The focal point of much critical scrutiny in recent years has inevitably been Ian Gillan. At this stage in his legendary career, expecting the glass-shattering screams of the early seventies would be both foolish and unfair. Yet, Gillan’s performance was a triumph of vocal intelligence and charismatic elegance. Even if sometimes he suffers from inability to keep the balance when moving on stage, shaky hand when holding a microphone and difficulties in high-pitched screaming vocals.

He navigated the melodies with a weathered dignity, leaning into his lower register and utilizing a bluesy, conversational grit that added a compelling layer of emotional gravitas to the material.
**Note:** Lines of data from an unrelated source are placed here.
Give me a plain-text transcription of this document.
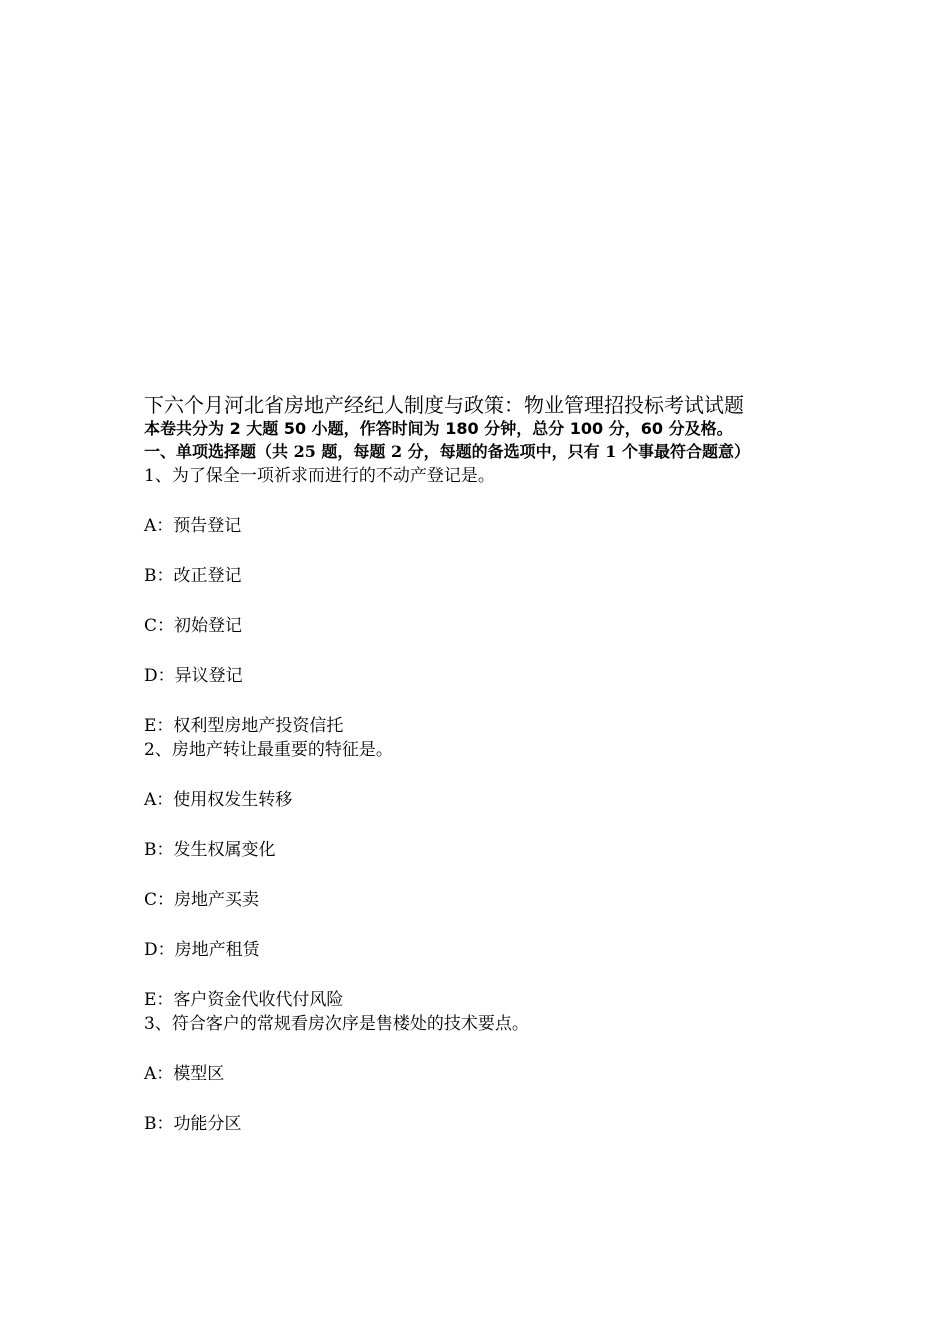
下六个月河北省房地产经纪人制度与政策：物业管理招投标考试试题

本卷共分为 2 大题 50 小题，作答时间为 180 分钟，总分 100 分，60 分及格。

一、单项选择题（共 25 题，每题 2 分，每题的备选项中，只有 1 个事最符合题意）

1、为了保全一项祈求而进行的不动产登记是。

A：预告登记

B：改正登记

C：初始登记

D：异议登记

E：权利型房地产投资信托

2、房地产转让最重要的特征是。

A：使用权发生转移

B：发生权属变化

C：房地产买卖

D：房地产租赁

E：客户资金代收代付风险

3、符合客户的常规看房次序是售楼处的技术要点。

A：模型区

B：功能分区
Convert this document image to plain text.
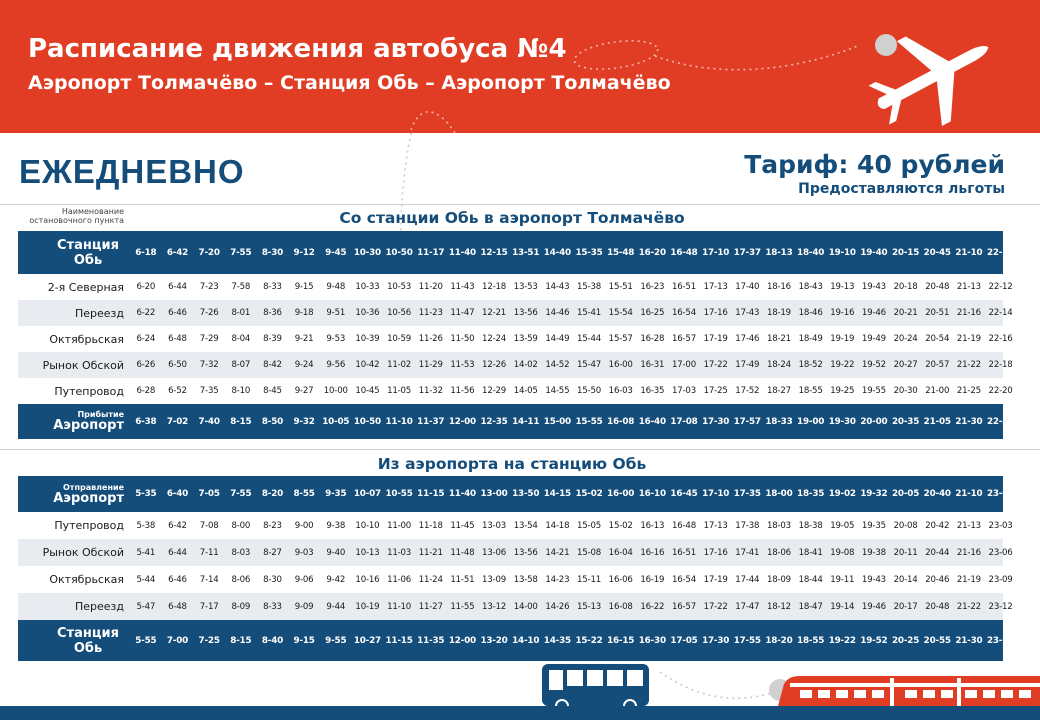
Расписание движения автобуса №4
Аэропорт Толмачёво – Станция Обь – Аэропорт Толмачёво
ЕЖЕДНЕВНО	Тариф: 40 рублей
Предоставляются льготы
Наименование остановочного пункта	Со станции Обь в аэропорт Толмачёво
Станция Обь	6-18	6-42	7-20	7-55	8-30	9-12	9-45 10-30 10-50 11-17 11-40 12-15 13-51 14-40 15-35 15-48 16-20 16-48 17-10 17-37 18-13 18-40 19-10 19-40 20-15 20-45 21-10 22-10
2-я Северная	6-20	6-44	7-23	7-58	8-33	9-15	9-48	10-33 10-53 11-20 11-43 12-18 13-53 14-43 15-38 15-51 16-23 16-51 17-13 17-40 18-16 18-43 19-13 19-43 20-18 20-48 21-13 22-12
Переезд	6-22	6-46	7-26	8-01	8-36	9-18	9-51	10-36 10-56 11-23 11-47 12-21 13-56 14-46 15-41 15-54 16-25 16-54 17-16 17-43 18-19 18-46 19-16 19-46 20-21 20-51 21-16 22-14
Октябрьская	6-24	6-48	7-29	8-04	8-39	9-21	9-53	10-39 10-59 11-26 11-50 12-24 13-59 14-49 15-44 15-57 16-28 16-57 17-19 17-46 18-21 18-49 19-19 19-49 20-24 20-54 21-19 22-16
Рынок Обской	6-26	6-50	7-32	8-07	8-42	9-24	9-56	10-42 11-02 11-29 11-53 12-26 14-02 14-52 15-47 16-00 16-31 17-00 17-22 17-49 18-24 18-52 19-22 19-52 20-27 20-57 21-22 22-18
Путепровод	6-28	6-52	7-35	8-10	8-45	9-27	10-00 10-45 11-05 11-32 11-56 12-29 14-05 14-55 15-50 16-03 16-35 17-03 17-25 17-52 18-27 18-55 19-25 19-55 20-30 21-00 21-25 22-20
Прибытие
Аэропорт	6-38	7-02	7-40	8-15	8-50	9-32 10-05 10-50 11-10 11-37 12-00 12-35 14-11 15-00 15-55 16-08 16-40 17-08 17-30 17-57 18-33 19-00 19-30 20-00 20-35 21-05 21-30 22-30
Из аэропорта на станцию Обь
Отправление
Аэропорт	5-35	6-40	7-05	7-55	8-20	8-55	9-35 10-07 10-55 11-15 11-40 13-00 13-50 14-15 15-02 16-00 16-10 16-45 17-10 17-35 18-00 18-35 19-02 19-32 20-05 20-40 21-10 23-00
Путепровод	5-38	6-42	7-08	8-00	8-23	9-00	9-38	10-10 11-00 11-18 11-45 13-03 13-54 14-18 15-05 15-02 16-13 16-48 17-13 17-38 18-03 18-38 19-05 19-35 20-08 20-42 21-13 23-03
Рынок Обской	5-41	6-44	7-11	8-03	8-27	9-03	9-40	10-13 11-03 11-21 11-48 13-06 13-56 14-21 15-08 16-04 16-16 16-51 17-16 17-41 18-06 18-41 19-08 19-38 20-11 20-44 21-16 23-06
Октябрьская	5-44	6-46	7-14	8-06	8-30	9-06	9-42	10-16 11-06 11-24 11-51 13-09 13-58 14-23 15-11 16-06 16-19 16-54 17-19 17-44 18-09 18-44 19-11 19-43 20-14 20-46 21-19 23-09
Переезд	5-47	6-48	7-17	8-09	8-33	9-09	9-44	10-19 11-10 11-27 11-55 13-12 14-00 14-26 15-13 16-08 16-22 16-57 17-22 17-47 18-12 18-47 19-14 19-46 20-17 20-48 21-22 23-12
Станция Обь	5-55	7-00	7-25	8-15	8-40	9-15	9-55 10-27 11-15 11-35 12-00 13-20 14-10 14-35 15-22 16-15 16-30 17-05 17-30 17-55 18-20 18-55 19-22 19-52 20-25 20-55 21-30 23-20
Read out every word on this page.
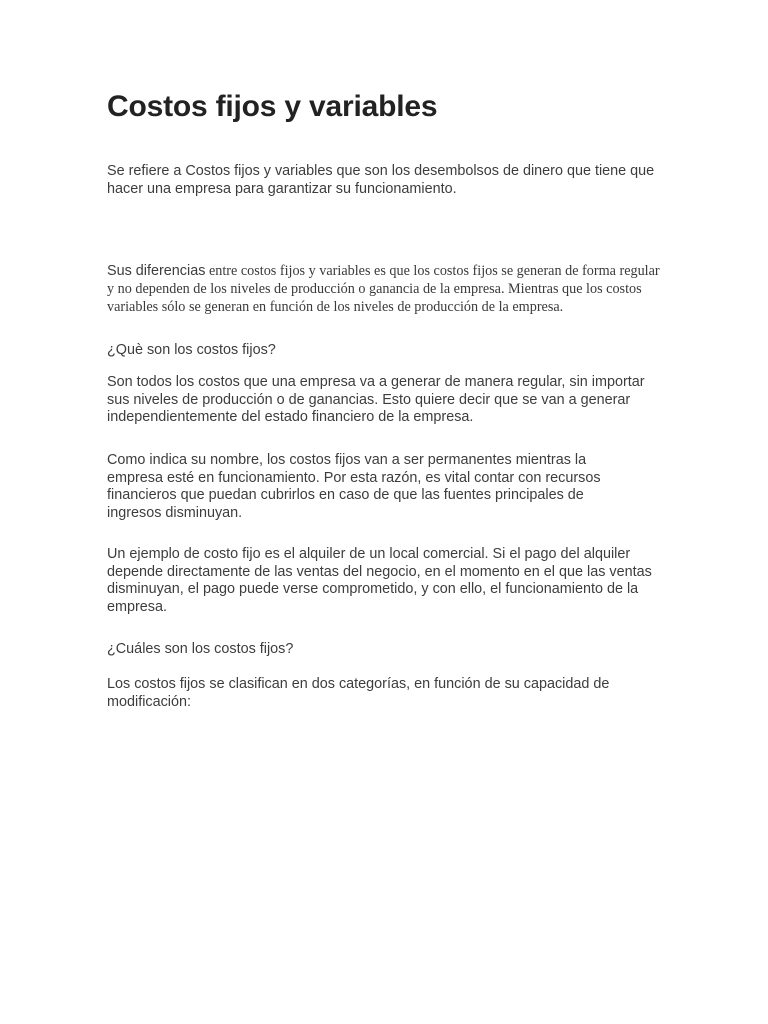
Costos fijos y variables

Se refiere a Costos fijos y variables que son los desembolsos de dinero que tiene que hacer una empresa para garantizar su funcionamiento.

Sus diferencias entre costos fijos y variables es que los costos fijos se generan de forma regular y no dependen de los niveles de producción o ganancia de la empresa. Mientras que los costos variables sólo se generan en función de los niveles de producción de la empresa.

¿Què son los costos fijos?

Son todos los costos que una empresa va a generar de manera regular, sin importar sus niveles de producción o de ganancias. Esto quiere decir que se van a generar independientemente del estado financiero de la empresa.

Como indica su nombre, los costos fijos van a ser permanentes mientras la empresa esté en funcionamiento. Por esta razón, es vital contar con recursos financieros que puedan cubrirlos en caso de que las fuentes principales de ingresos disminuyan.

Un ejemplo de costo fijo es el alquiler de un local comercial. Si el pago del alquiler depende directamente de las ventas del negocio, en el momento en el que las ventas disminuyan, el pago puede verse comprometido, y con ello, el funcionamiento de la empresa.

¿Cuáles son los costos fijos?

Los costos fijos se clasifican en dos categorías, en función de su capacidad de modificación:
The band used it’s strengths wisely as he stepped back during the instrumental parts and gave the limelight to his bandmates while disappearing behind the wall of amp stacks. And as he got back on stage, with a proud, enigmatic grin, he looked like a shaman watching his tribe conjure fire.

And fire they did conjure, largely thanks to a great newish guitar hero, Simon McBride. Replacing a virtuoso like Steve Morse, let alone the ghost of Ritchie Blackmore, is a task that would have swallowed lesser guitarist as a whole. McBride, however, hasn’t just filled those shoes; he practically re-made those to fit perfectly in his feet. His tone is pure assault of heavy blues and neoclassical flash, injecting a raw, metallic edge and also sensitive tenderness into the classics while still respecting the architectural integrity of the original compositions.
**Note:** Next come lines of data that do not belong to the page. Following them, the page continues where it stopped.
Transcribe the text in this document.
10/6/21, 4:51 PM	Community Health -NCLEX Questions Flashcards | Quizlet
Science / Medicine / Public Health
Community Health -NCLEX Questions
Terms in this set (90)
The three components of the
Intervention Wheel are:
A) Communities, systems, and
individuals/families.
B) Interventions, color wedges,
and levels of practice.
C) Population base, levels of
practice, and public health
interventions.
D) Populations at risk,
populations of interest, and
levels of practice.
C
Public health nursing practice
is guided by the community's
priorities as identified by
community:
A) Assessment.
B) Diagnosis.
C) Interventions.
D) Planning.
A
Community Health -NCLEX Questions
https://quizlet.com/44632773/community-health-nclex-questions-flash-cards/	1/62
The interplay between McBride and keyboard wizard Don Airey during the extended jams was the absolute emotional peak of the night. Airey, a virtuoso who treats his Hammond organ like a roaring spaceship, traded modal licks from late Jon Lord’s songbook. His trademark solo hereby features also a snippet of “Finlandia” -a classical composition by famous, Finnish classical music compositor, Jean Sibelius. Airey’s solo spot served as a brilliant bridge into the band’s most colossal songs.
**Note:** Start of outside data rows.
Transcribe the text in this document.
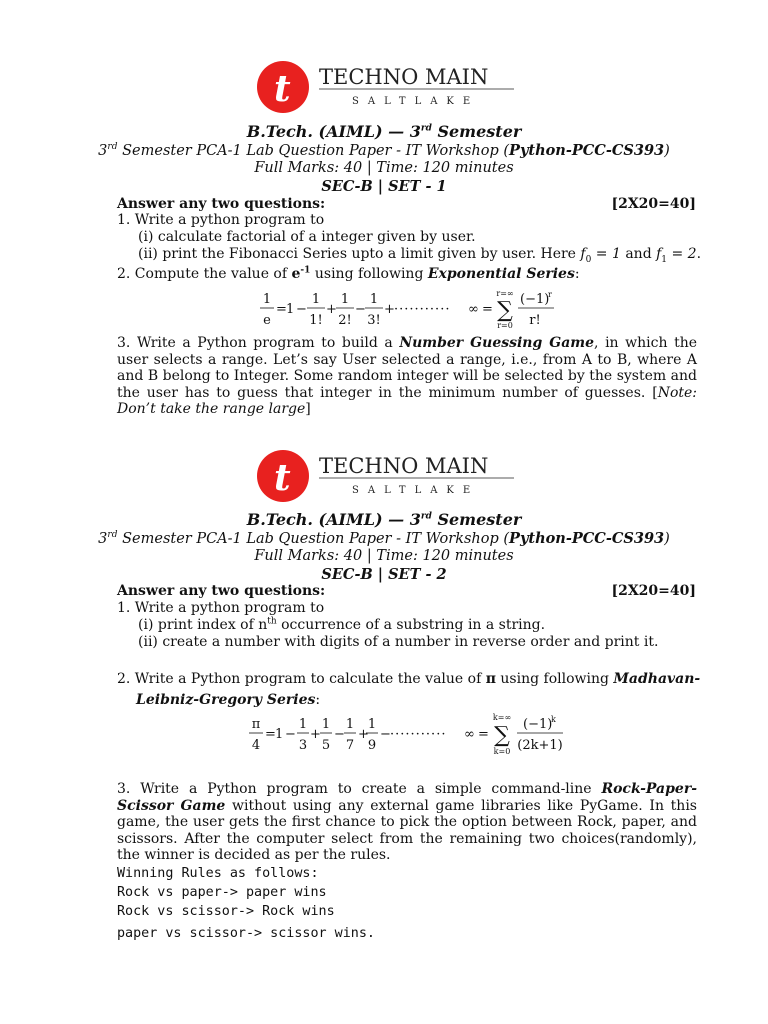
t TECHNO MAIN
SALTLAKE
B.Tech. (AIML) — 3rd Semester
3rd Semester PCA-1 Lab Question Paper - IT Workshop (Python-PCC-CS393)
Full Marks: 40 | Time: 120 minutes
SEC-B | SET - 1
Answer any two questions:	[2X20=40]
1. Write a python program to
(i) calculate factorial of a integer given by user.
(ii) print the Fibonacci Series upto a limit given by user. Here $f_0 = 1$ and $f_1 = 2$.
2. Compute the value of $e^{-1}$ using following Exponential Series:
1
e
= 1 −
1
1!
+
1
2!
−
1
3!
+ ··········· ∞ =
r=∞
∑
r=0
(−1)
r
r!

3. Write a Python program to build a Number Guessing Game, in which the user selects a range. Let’s say User selected a range, i.e., from A to B, where A and B belong to Integer. Some random integer will be selected by the system and the user has to guess that integer in the minimum number of guesses. [Note: Don’t take the range large]

t TECHNO MAIN
SALTLAKE
B.Tech. (AIML) — 3rd Semester
3rd Semester PCA-1 Lab Question Paper - IT Workshop (Python-PCC-CS393)
Full Marks: 40 | Time: 120 minutes
SEC-B | SET - 2
Answer any two questions:	[2X20=40]
1. Write a python program to
(i) print index of $n^{th}$ occurrence of a substring in a string.
(ii) create a number with digits of a number in reverse order and print it.
2. Write a Python program to calculate the value of π using following Madhavan-
Leibniz-Gregory Series:
π
4
= 1 −
1
3
+
1
5
−
1
7
+
1
9
− ··········· ∞ =
k=∞
∑
k=0
(−1)
k
(2k+1)

3. Write a Python program to create a simple command-line Rock-Paper-Scissor Game without using any external game libraries like PyGame. In this game, the user gets the first chance to pick the option between Rock, paper, and scissors. After the computer select from the remaining two choices(randomly), the winner is decided as per the rules.

Winning Rules as follows:
Rock vs paper-> paper wins
Rock vs scissor-> Rock wins
paper vs scissor-> scissor wins.
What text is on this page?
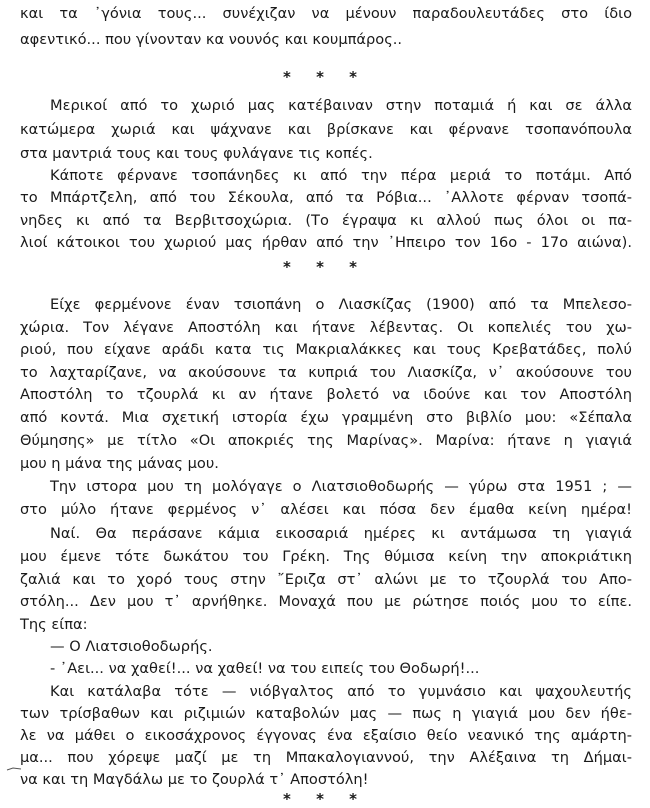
και τα ᾿γόνια τους... συνέχιζαν να μένουν παραδουλευτάδες στο ίδιο
αφεντικό... που γίνονταν κα νουνός και κουμπάρος..
* * *
Μερικοί από το χωριό μας κατέβαιναν στην ποταμιά ή και σε άλλα
κατώμερα χωριά και ψάχνανε και βρίσκανε και φέρνανε τσοπανόπουλα
στα μαντριά τους και τους φυλάγανε τις κοπές.
Κάποτε φέρνανε τσοπάνηδες κι από την πέρα μεριά το ποτάμι. Από
το Μπάρτζελη, από του Σέκουλα, από τα Ρόβια... ᾿Αλλοτε φέρναν τσοπά-
νηδες κι από τα Βερβιτσοχώρια. (Το έγραψα κι αλλού πως όλοι οι πα-
λιοί κάτοικοι του χωριού μας ήρθαν από την ᾿Ηπειρο τον 16ο - 17ο αιώνα).
* * *
Είχε φερμένονε έναν τσιοπάνη ο Λιασκίζας (1900) από τα Μπελεσο-
χώρια. Τον λέγανε Αποστόλη και ήτανε λέβεντας. Οι κοπελιές του χω-
ριού, που είχανε αράδι κατα τις Μακριαλάκκες και τους Κρεβατάδες, πολύ
το λαχταρίζανε, να ακούσουνε τα κυπριά του Λιασκίζα, ν᾿ ακούσουνε του
Αποστόλη το τζουρλά κι αν ήτανε βολετό να ιδούνε και τον Αποστόλη
από κοντά. Μια σχετική ιστορία έχω γραμμένη στο βιβλίο μου: «Σέπαλα
Θύμησης» με τίτλο «Οι αποκριές της Μαρίνας». Μαρίνα: ήτανε η γιαγιά
μου η μάνα της μάνας μου.
Την ιστορα μου τη μολόγαγε ο Λιατσιοθοδωρής — γύρω στα 1951 ; —
στο μύλο ήτανε φερμένος ν᾿ αλέσει και πόσα δεν έμαθα κείνη ημέρα!
Ναί. Θα περάσανε κάμια εικοσαριά ημέρες κι αντάμωσα τη γιαγιά
μου έμενε τότε δωκάτου του Γρέκη. Της θύμισα κείνη την αποκριάτικη
ζαλιά και το χορό τους στην ῎Εριζα στ᾿ αλώνι με το τζουρλά του Απο-
στόλη... Δεν μου τ᾿ αρνήθηκε. Μοναχά που με ρώτησε ποιός μου το είπε.
Της είπα:
— Ο Λιατσιοθοδωρής.
- ᾿Αει... να χαθεί!... να χαθεί! να του ειπείς του Θοδωρή!...
Και κατάλαβα τότε — νιόβγαλτος από το γυμνάσιο και ψαχουλευτής
των τρίσβαθων και ριζιμιών καταβολών μας — πως η γιαγιά μου δεν ήθε-
λε να μάθει ο εικοσάχρονος έγγονας ένα εξαίσιο θείο νεανικό της αμάρτη-
μα... που χόρεψε μαζί με τη Μπακαλογιαννού, την Αλέξαινα τη Δήμαι-
να και τη Μαγδάλω με το ζουρλά τ᾿ Αποστόλη!
* * *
Roger Glover’s solid bass lines held the entire sprawling sonic experiment together, his low-end thundering was seamless with Paice’s highly skilled, groovy beat to create a monolithic foundation. The setlist itself was a finely calibrated journey, balancing the mandatory monolithic anthems with deeper cuts that allowed the band to stretch their improvisational muscles. It is in these extended, jamming territories where Deep Purple truly separates themselves from their arena-rock contemporaries. Heavenly bittersweet “When A Blind Man Cries” brought some authentic bluesy feeling to the set.

In an era where live music is increasingly sterilized by backing tracks and rigid click-tracks, Purple remains beautifully natural and not afraid to show it’s aging. They took risks on the Metro Areena stage, missing a microscopic beat here or extending a transition there, which only served to highlight the authentic, human pulse of their music.

As the opening riff of “Smoke on the Water” inevitably echoed through the concrete corridors of the arena, the collective catharsis of the audience reached its zenith. Even if the riff gas been played a million times, now it felt new and primordial. Deep Purple’s performance in Espoo was not merely a nostalgic trip down memory lane; it was a loud, proud, and defiant statement of artistic vitality in all it’s inabilities. The band that true rock royalty doesn’t fade away into quiet dignity. These elder statesmen of British rock were still able to deliver the goods. – Even still at their ’80’s.